The ska_oso_oet.utils.ui module contains common helper code for the UI layers.

ska_oso_oet.utils.ui.convert_request_dict_to_procedure_input(fn_dict: dict) ProcedureInput[source]

Convert the dict of arguments for a single function into the domain.ProcedureInput

Parameters:

fn_dict – Dict of the args and kwargs, eg {‘args’: [1, 2], ‘kwargs’: {‘subarray_id’: 42}}

Returns:

The ProcedureInput, eg <ProcedureInput(1, 2, subarray_id=42)>

Observation Execution Tool

Project description

The ska-oso-oet project contains the code for the Observation Execution Tool (OET), the application which provides on-demand Python script execution for the SKA.

Overview

The core of the OET is a script execution engine which runs a requested script in a child Python process. The engine supervises script execution, in that it can terminate the script at any time when requested, and captures the output and/or errors generated by the script for inspection by a (remote) client.

A REST layer makes the Python API for the script execution engine available via REST over HTTP. This project also contains a command line client to allow users to submit script execution requests to a remote OET backend.

The REST layer is made up of two components that work together to provide the remote script execution functionality:

  • The OET REST server maintains a list of the scripts that have been loaded and their current state. The server implements the interface specified by the OET Module View: REST API.

  • The OET OET command line tool provides a Command Line Interface (CLI) to the OET backend.

More details on the OET architecture can be found in C&C view: OET client and OET backend.

Note

SKA control scripts are not packaged as part of this project. The repository of observing scripts executed by the OET can be found in the ska-oso-scripting project.

Quickstart

Build a new OET image:

make oci-build

Execute the test suite and lint the project with:

make python-test
make python-lint

Format and lint on commit

We recommend you use pre-commit to automatically format and lint your commits. The commands below should be enough to get you up and running. Reference the official documentation for full installation details.

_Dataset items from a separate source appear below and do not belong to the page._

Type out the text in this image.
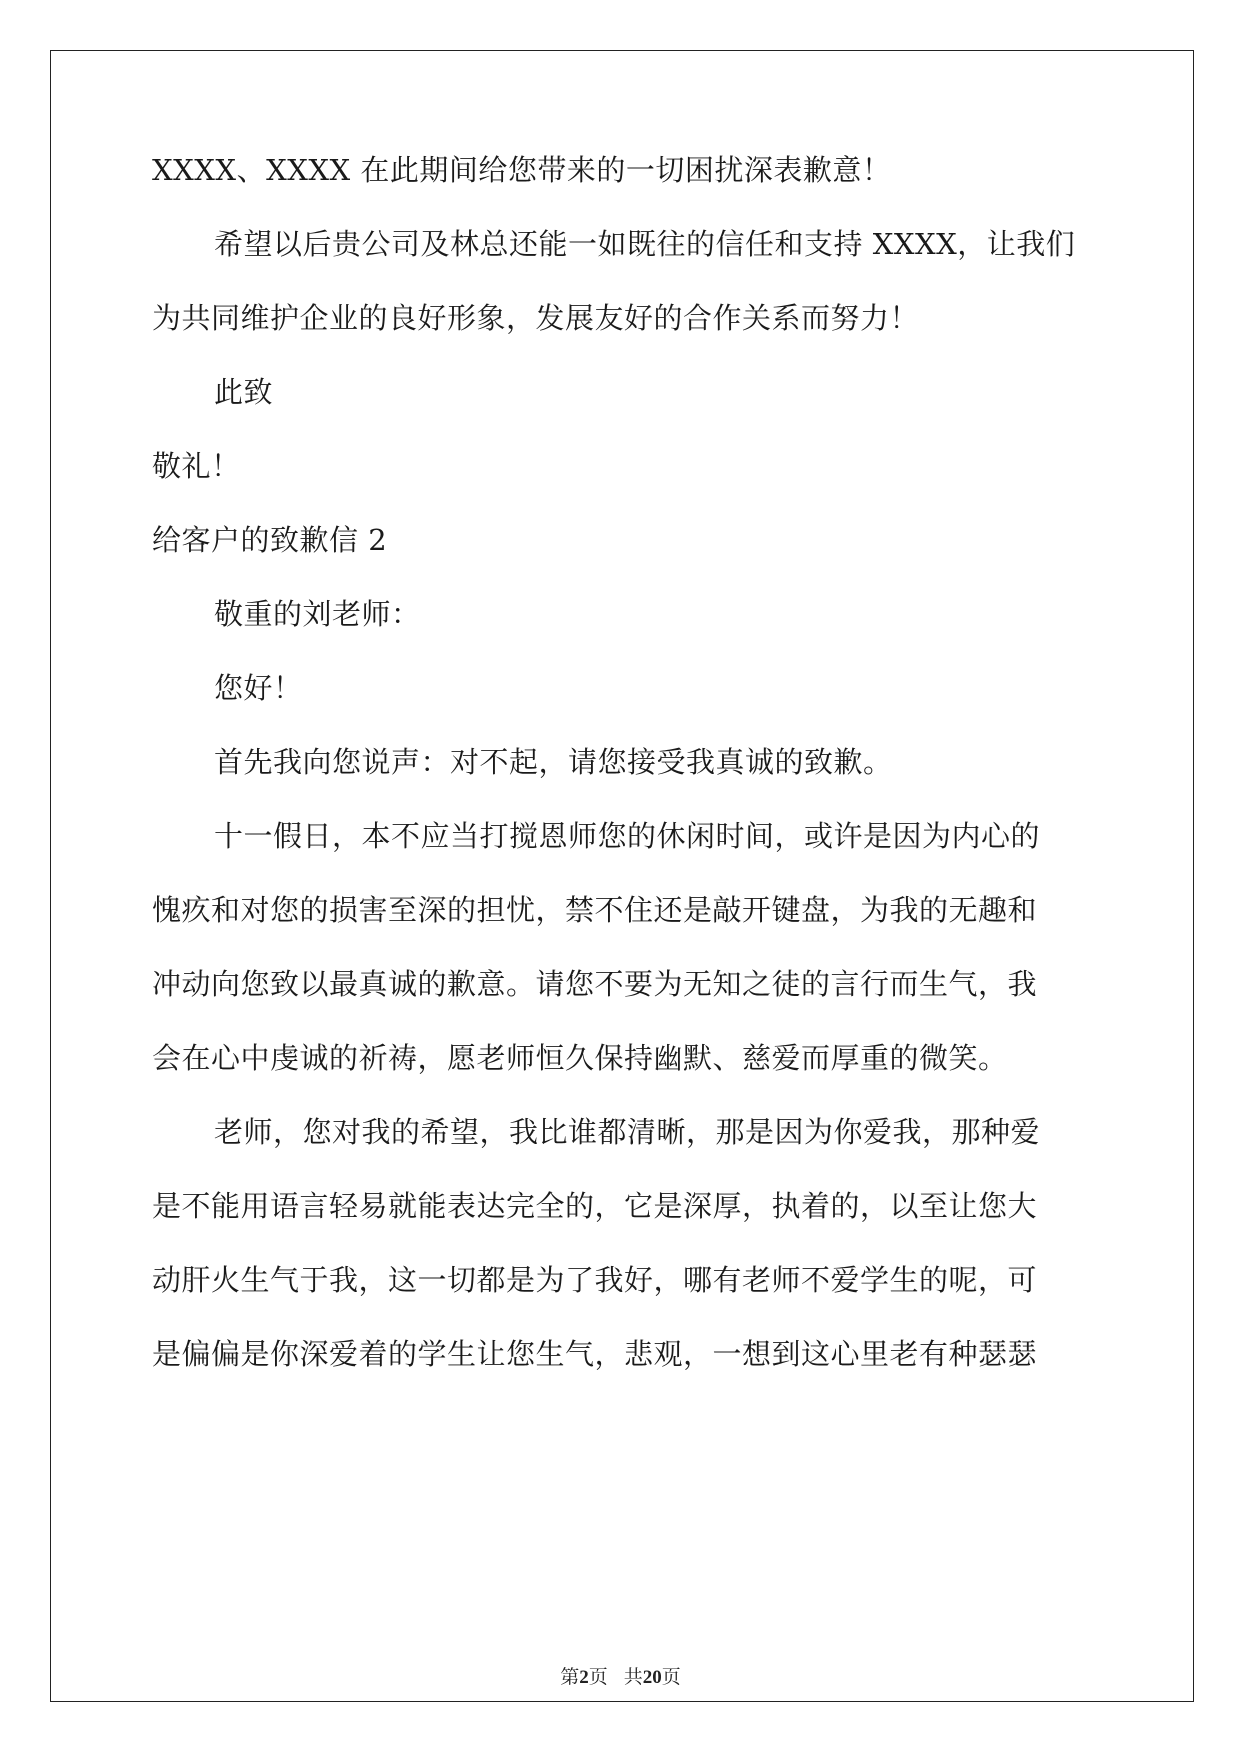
XXXX、XXXX 在此期间给您带来的一切困扰深表歉意！
希望以后贵公司及林总还能一如既往的信任和支持 XXXX，让我们
为共同维护企业的良好形象，发展友好的合作关系而努力！
此致
敬礼！
给客户的致歉信 2
敬重的刘老师：
您好！
首先我向您说声：对不起，请您接受我真诚的致歉。
十一假日，本不应当打搅恩师您的休闲时间，或许是因为内心的
愧疚和对您的损害至深的担忧，禁不住还是敲开键盘，为我的无趣和
冲动向您致以最真诚的歉意。请您不要为无知之徒的言行而生气，我
会在心中虔诚的祈祷，愿老师恒久保持幽默、慈爱而厚重的微笑。
老师，您对我的希望，我比谁都清晰，那是因为你爱我，那种爱
是不能用语言轻易就能表达完全的，它是深厚，执着的，以至让您大
动肝火生气于我，这一切都是为了我好，哪有老师不爱学生的呢，可
是偏偏是你深爱着的学生让您生气，悲观，一想到这心里老有种瑟瑟
第2页 共20页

Pre-commit installation on Linux

# install pre-commit
sudo pip3 install pre-commit

# install git hook scripts
pre-commit install

# uninstall git hook scripts
pre-commit uninstall

Pre-commit installation on MacOS

The commands below were tested on MacOS 10.15.

# install pre-commit
pip3 install --user pre-commit

# install git hook scripts
~/Library/Python/3.8/bin/pre-commit install

# uninstall git hook scripts
~/Library/Python/3.8/bin/pre-commit uninstall

Makefile targets

This project extends the standard SKA Make targets with a few additional Make targets that can be useful for developers. These targets are:

Makefile target

Description

dev-up

deploy the OET using the current developer image, exposing REST ingress on the host

dev-down

tear down the developer OET deployment

rest

start the OET backend in a Docker container

diagrams

recreate PlantUML diagrams whose source has been modified

k8s-chart-test

run helm chart unit tests (note: requires helm unittest plugin: https://github.com/quintush/helm-unittest )

help

show a summary of the makefile targets above

Local development with k8s

OET REST server can be deployed locally using Helm and Kubernetes and OET CLI OET command line tool can be used to communicate with the server. OET CLI is installed as part of the Poetry virtual environment (see README) or can be used inside a running OET container/pod.

If using OET CLI within Poetry virtual environment these steps are needed for the CLI to access the REST server:

  • set rest.ingress.enabled to true in charts/ska-oso-oet/values.yaml

  • set OET_REST_URI environment variable with export OET_REST_URI=http://<minikube IP>/<kube namespace>/ska-oso-oet/api/v1.0

To deploy OET REST server run

make k8s-chart-install && make k8s-wait

Feature flags

OET feature flags are configured via environment variables and configuration files. The configuration file, ska_oso_oet.ini, can be located either in the user’s home directory, or the root of the installation folder.

Feature flags are read in this order:

  1. environment variable;

  2. ska_oso_oet.ini configuration file;

  3. default flag value as specified in OET code.

No feature flags are available at this time.